EM CUBA, CONTROLE TOTAL DO ESTADO TAMBÉM INTERFERE NA RELIGIÃO
Apesar de a nova Constituição, promulgada em 2019, garantir a liberdade religiosa no país, a prática da religião acaba por ser condicionada a autorizações do Partido Comunista de Cuba, que tem um Departamento Ideológico que supervisiona o Gabinete de Assuntos Religiosos.
De acordo com o relatório da ACN, esse gabinete “administra os diferentes aspectos da vida religiosa: aprova ou recusa visitas de estrangeiros a associações religiosas, autoriza a construção, reparação ou aquisição de locais de culto, concede licenças para a realização de serviços religiosos públicos, supervisiona a importação de literatura religiosa etc”.
As retaliações aos grupos religiosos ocorrem especialmente pelo apoio direto ou indireto que prestam às manifestações populares contra o governo. Foi o que ocorreu, por exemplo, em 11 de junho de 2022 com o Padre Cástor Álvarez, espancado e detido durante 20 horas por ter tentado ajudar um manifestante ferido.
A ACN informa, ainda, que “espalhar boatos e iniciar campanhas de difamação para destruir a reputação de religiosos e religiosas é outro instrumento utilizado pelos agentes de segurança do Estado para limitar o âmbito de ação dos líderes religiosos e espalhar o medo entre os paroquianos. Têm-se registrado repetidas queixas contra agentes de segurança que se deslocam aos locais de culto católico para gravar sermões e celebrações e para intimidar sacerdotes e fiéis”.

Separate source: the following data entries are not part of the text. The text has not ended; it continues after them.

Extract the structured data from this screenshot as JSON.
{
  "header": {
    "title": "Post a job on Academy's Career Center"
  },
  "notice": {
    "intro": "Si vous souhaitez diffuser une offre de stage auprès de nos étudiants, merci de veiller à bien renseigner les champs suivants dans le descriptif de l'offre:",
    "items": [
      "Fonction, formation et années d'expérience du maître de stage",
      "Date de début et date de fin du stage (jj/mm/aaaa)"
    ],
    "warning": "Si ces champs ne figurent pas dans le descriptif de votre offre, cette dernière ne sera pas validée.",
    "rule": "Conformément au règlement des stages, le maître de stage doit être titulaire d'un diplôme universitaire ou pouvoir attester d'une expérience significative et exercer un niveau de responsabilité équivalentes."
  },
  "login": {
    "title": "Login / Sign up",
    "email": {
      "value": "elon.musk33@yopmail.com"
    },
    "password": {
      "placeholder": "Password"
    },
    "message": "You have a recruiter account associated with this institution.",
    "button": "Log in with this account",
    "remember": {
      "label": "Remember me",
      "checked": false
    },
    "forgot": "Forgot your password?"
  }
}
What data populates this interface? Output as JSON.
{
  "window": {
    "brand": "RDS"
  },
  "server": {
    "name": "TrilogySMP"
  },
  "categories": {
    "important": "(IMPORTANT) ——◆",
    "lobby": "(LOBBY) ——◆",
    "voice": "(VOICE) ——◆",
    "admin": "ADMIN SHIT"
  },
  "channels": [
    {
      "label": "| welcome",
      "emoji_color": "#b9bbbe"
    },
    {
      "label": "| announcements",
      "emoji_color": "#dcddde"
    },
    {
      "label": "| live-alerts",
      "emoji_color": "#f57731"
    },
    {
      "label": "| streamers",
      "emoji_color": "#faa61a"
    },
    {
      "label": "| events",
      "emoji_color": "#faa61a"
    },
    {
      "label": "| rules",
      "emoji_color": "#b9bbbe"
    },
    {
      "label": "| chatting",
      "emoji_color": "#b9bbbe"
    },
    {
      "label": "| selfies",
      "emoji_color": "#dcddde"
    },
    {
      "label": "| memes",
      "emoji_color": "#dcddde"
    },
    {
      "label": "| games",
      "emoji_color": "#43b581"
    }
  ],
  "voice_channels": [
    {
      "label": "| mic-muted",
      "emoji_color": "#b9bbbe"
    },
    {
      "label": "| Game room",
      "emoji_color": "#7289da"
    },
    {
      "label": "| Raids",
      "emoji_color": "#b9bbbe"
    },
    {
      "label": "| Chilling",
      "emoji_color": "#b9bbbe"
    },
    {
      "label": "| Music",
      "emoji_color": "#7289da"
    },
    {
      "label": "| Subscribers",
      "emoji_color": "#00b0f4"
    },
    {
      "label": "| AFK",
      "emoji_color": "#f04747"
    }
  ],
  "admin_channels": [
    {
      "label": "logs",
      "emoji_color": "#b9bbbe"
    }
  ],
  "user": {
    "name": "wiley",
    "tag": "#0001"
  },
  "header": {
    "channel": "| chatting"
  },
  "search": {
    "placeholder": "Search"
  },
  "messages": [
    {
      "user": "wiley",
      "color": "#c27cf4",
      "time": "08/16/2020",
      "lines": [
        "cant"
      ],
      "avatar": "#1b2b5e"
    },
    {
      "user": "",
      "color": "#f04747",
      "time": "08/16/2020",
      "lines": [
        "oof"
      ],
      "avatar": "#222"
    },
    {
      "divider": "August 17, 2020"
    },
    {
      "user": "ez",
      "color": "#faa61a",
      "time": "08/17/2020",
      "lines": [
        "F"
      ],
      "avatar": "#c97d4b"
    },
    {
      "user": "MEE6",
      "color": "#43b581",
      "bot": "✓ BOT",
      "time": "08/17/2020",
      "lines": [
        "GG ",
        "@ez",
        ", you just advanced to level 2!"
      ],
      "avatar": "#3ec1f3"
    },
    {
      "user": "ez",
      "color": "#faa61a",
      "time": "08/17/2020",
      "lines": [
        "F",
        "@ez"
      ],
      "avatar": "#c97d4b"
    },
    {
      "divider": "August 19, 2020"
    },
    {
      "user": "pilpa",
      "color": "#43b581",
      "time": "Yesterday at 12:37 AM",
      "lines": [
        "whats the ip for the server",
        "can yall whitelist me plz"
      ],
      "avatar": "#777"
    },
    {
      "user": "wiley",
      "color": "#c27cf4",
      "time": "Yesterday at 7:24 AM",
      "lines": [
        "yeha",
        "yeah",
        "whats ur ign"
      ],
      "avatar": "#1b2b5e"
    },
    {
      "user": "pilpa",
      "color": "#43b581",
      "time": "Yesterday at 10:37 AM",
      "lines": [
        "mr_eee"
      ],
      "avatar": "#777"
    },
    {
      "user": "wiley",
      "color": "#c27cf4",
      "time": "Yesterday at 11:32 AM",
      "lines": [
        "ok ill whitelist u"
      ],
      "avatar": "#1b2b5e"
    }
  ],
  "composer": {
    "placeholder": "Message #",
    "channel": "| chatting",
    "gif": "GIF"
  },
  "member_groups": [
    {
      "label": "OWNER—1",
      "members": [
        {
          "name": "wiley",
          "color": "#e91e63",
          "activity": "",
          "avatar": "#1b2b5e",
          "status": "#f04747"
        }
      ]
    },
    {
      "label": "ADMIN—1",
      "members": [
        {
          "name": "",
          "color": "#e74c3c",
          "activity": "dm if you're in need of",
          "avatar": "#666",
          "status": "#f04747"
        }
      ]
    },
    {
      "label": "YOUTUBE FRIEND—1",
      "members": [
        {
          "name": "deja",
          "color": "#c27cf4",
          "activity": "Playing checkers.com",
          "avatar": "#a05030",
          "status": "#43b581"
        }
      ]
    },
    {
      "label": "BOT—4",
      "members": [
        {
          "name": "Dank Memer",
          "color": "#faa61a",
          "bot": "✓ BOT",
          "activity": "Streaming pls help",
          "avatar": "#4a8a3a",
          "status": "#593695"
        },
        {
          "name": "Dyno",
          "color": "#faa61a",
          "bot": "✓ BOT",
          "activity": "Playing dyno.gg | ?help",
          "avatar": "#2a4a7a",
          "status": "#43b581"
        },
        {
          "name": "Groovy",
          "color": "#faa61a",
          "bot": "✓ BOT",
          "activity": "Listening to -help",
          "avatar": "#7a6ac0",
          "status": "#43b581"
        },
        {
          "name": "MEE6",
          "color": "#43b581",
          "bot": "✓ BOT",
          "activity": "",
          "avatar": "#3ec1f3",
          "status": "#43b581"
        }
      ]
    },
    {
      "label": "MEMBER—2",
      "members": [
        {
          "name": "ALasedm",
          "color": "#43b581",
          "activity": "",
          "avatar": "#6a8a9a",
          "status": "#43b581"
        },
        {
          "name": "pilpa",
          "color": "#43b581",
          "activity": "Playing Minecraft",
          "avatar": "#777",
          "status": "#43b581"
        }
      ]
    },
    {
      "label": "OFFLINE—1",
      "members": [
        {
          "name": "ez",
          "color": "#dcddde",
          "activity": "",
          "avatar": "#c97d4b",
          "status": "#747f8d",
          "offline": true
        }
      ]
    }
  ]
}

CHILE TEM RECORRÊNCIA DE ATAQUES A TEMPLOS
O Chile não está na lista dos 61 países onde há maior risco à liberdade religiosa, porém, ano após ano algo chama a aten- ção: a recorrência dos ataques a templos – em dois anos, mais de 60 igrejas sofreram ataques incendiários.
“Os locais de culto continuam a ser alvo de ataques, especialmente na Araucanía, onde o Estado e alguns grupos mapuches estão em desacordo relativamente à exploração de terras. Alguns dos ataques são atribuíveis a grupos violentos com ligações ao crime organizado e ao tráfico de drogas, onde a violência é de natureza mais geral”, detalha a ACN.
Em abril de 2021, dois templos evangélicos foram incendiados no município de Padre Las Casas. Em janeiro de 2022, uma igreja histórica em Curarrehue foi atacada; em março, houve a profanação do sacrário do Santuário de Lourdes, em Santiago; em abril, registrou-se um incêndio em um igreja em Cañete; e em junho, o ataque a uma igreja católica na zona rural de Victoria, onde foi deixada uma mensagem escrita exigindo liberdade para os mapuches presos.